Wie in anderen Wirtschaftszweigen hat die Rezession auch in der kunststoffverarbeitenden Industrie tiefe Spuren hinterlassen. Während nun die Nachfrage anzieht, explodieren die Vormaterialpreise für die Kunststoffverarbeitung. Polypropylen und Polystyrol verteuerten sich seit Jänner 2009 um fast zwei Drittel, Polyethylen-Blasware um beinahe 50%. Die Vormaterialien für Polyurethan-Schaumstoffe haben ebenfalls seit ihrem Tiefststand im Juni des Vorjahres um mehr als ein Drittel angezogen.
Lieferengpässe verstärken die Probleme
Der Grund für die Kostenexplosion liegt einerseits im zügigen Anstieg des Rohölpreises (vom 1. Quartal 2009 zum 1. Quartal 2010 um 72%) und in der Folge der Kunststoffrohstoff-Vormaterialien, vor allem Propylen (+ 132,6%) und Ethylen (+84,6%), andererseits auch in Verknappungen durch Wartungsarbeiten an Kunststoffproduktionsanlagen.

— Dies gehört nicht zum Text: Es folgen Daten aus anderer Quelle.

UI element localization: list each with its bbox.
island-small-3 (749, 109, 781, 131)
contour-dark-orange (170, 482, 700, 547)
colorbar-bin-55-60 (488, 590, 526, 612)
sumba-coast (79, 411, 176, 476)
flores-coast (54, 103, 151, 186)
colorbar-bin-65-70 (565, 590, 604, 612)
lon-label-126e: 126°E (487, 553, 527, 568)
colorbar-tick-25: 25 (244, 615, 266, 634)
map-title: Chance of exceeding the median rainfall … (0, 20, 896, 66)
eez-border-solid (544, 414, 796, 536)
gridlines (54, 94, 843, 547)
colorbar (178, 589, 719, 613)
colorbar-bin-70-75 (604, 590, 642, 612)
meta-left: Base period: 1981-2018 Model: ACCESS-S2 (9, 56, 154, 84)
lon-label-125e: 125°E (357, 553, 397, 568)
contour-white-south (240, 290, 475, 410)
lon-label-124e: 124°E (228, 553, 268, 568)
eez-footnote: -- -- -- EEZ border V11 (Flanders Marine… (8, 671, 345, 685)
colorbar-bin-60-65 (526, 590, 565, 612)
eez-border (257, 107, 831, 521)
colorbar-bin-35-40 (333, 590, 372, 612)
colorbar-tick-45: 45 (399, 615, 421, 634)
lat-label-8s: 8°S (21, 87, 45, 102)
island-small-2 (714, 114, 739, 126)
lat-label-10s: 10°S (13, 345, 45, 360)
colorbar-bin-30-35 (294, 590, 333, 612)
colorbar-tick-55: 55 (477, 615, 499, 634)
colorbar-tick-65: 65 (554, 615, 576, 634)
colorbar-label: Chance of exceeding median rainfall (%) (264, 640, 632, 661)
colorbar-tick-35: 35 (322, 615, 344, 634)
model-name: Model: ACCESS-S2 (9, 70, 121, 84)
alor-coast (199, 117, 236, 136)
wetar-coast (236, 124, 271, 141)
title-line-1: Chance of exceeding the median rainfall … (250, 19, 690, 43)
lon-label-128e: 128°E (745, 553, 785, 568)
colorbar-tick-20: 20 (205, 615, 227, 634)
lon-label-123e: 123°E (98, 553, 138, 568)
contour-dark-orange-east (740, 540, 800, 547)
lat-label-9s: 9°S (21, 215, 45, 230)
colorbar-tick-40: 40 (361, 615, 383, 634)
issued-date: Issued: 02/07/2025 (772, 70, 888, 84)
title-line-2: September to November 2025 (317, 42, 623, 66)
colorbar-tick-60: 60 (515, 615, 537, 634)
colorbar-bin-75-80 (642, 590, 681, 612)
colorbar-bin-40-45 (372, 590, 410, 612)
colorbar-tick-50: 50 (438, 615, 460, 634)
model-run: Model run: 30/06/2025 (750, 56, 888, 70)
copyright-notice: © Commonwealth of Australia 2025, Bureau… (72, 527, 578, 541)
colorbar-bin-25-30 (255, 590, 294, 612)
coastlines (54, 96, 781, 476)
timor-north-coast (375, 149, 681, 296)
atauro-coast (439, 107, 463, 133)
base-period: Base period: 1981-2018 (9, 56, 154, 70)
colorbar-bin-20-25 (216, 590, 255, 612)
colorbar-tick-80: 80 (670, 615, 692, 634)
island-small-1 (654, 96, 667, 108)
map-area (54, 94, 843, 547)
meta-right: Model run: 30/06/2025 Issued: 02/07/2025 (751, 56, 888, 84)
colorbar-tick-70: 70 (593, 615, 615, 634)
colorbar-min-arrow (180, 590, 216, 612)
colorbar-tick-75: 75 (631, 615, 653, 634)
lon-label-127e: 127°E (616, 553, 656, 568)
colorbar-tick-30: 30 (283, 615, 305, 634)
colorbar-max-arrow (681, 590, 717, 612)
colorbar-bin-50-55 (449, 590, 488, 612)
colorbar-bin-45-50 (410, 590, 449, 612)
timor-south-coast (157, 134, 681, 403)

Bei Polyamiden zum Beispiel haben sich die Lieferzeiten von drei Wochen auf bis zu elf Wochen verlängert. Innerhalb von zwei Monaten hat sich der Preis hier um über 60% erhöht. Bei anderen Kunststoffen werden überhaupt zugesagte Lieferungen ohne Vorwarnung ausgesetzt. Zusätzlich zieht die Nachfrage aus Fernost aufgrund der dort besser laufenden Konjunktur und des niedrigen Euro-Kurses Kunststoffe aus Europa ab.
„Die Kunststoffverarbeitung ist besonders sensibel für Änderungen der Rohstoffpreise“, merkt Thomas Rhomberg, Obmann der kunststoffverarbeitenden Industrie, an. „Die Materialtangente kann bei vielen Produkten bis zu 60% ausmachen. Das muss natürlich auf die Produktpreise durchschlagen.“
Ein Ende des Kunststoffpreisanstieges ist derzeit nicht auszumachen. Für Juni haben die Kunststoffhersteller weitere Preiserhöhungen angekündigt.